Left ventricular global longitudinal strain predicts death risk in aortic stenosis

01 Dec 2022
Left ventricular global longitudinal strain predicts death risk in aortic stenosis

In patients with moderate aortic stenosis (AS) and reduced left ventricular (LV) systolic dysfunction, LV global longitudinal strain (GLS) appears to be an independent indicator of mortality, a new study has found.

Adding LV GLS to established predictive risk factors incrementally improves their prognostic value.

Researchers enrolled 166 patients (mean age 73 years, 71 percent men), in whom speckle-tracking echocardiography was used to measure LV GLS. Spline curve analysis revealed an optimal GLS threshold of 11 percent, which was then used to categorize the patients into two groups. The primary outcome was all-cause mortality.

Over a median follow-up of 34 months, 73 patients died, yielding a mortality rate of 44 percent. The cumulative 1-, 3-, and 5-year survival estimates were 82 percent, 68 percent, and 55 percent, respectively.

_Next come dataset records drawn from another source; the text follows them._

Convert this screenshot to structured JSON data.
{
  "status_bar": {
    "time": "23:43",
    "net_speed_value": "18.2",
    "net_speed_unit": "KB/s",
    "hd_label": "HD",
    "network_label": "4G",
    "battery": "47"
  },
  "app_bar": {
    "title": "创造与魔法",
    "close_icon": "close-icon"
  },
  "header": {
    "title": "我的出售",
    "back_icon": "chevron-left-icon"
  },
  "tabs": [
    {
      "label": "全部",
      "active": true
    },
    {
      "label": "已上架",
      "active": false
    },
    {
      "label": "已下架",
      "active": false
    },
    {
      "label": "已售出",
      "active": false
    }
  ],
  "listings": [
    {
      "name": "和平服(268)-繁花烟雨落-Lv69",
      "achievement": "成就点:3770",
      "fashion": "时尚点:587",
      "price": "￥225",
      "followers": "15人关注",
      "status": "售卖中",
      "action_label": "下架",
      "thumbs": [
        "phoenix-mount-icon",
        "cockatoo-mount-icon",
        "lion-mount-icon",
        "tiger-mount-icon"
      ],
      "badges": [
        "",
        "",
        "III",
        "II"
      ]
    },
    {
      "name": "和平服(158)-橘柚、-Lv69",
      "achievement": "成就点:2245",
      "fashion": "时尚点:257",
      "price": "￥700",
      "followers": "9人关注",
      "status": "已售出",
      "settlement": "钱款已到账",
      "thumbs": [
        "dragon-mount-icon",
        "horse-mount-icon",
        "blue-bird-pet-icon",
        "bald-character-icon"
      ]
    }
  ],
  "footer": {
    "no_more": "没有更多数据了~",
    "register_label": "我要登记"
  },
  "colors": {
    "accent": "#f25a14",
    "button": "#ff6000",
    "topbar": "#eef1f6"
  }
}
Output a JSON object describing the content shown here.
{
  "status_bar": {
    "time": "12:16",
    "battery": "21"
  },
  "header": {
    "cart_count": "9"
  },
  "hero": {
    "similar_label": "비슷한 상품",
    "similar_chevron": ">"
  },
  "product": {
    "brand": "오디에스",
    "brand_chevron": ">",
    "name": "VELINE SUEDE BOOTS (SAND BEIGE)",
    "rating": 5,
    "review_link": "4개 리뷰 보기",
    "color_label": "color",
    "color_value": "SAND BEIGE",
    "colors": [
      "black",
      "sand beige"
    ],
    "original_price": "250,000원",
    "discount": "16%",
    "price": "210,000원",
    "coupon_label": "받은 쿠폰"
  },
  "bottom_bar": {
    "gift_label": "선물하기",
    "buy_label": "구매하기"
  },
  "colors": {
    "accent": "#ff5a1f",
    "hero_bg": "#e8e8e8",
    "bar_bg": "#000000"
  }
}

Significant differences were reported according to LV GLS.

For instance, patients with GLS measurements below 11 percent had significantly higher 1-year mortality rates (25 percent vs 10 percent), an effect that remained true at the 5-year mark (60 percent vs 27 percent; p<0.001).

Multivariable analysis confirmed that LV GLS <11 percent was a significant risk factor for death, aggravating such likelihood by more than threefold (hazard ratio [HR], 3.028, 95 percent confidence interval [CI], 1.623–5.648; p<0.001). This remained true when taking LV GLS as a continuous variable (HR, 0.753, 95 percent CI, 0.673–0.843; p<0.001).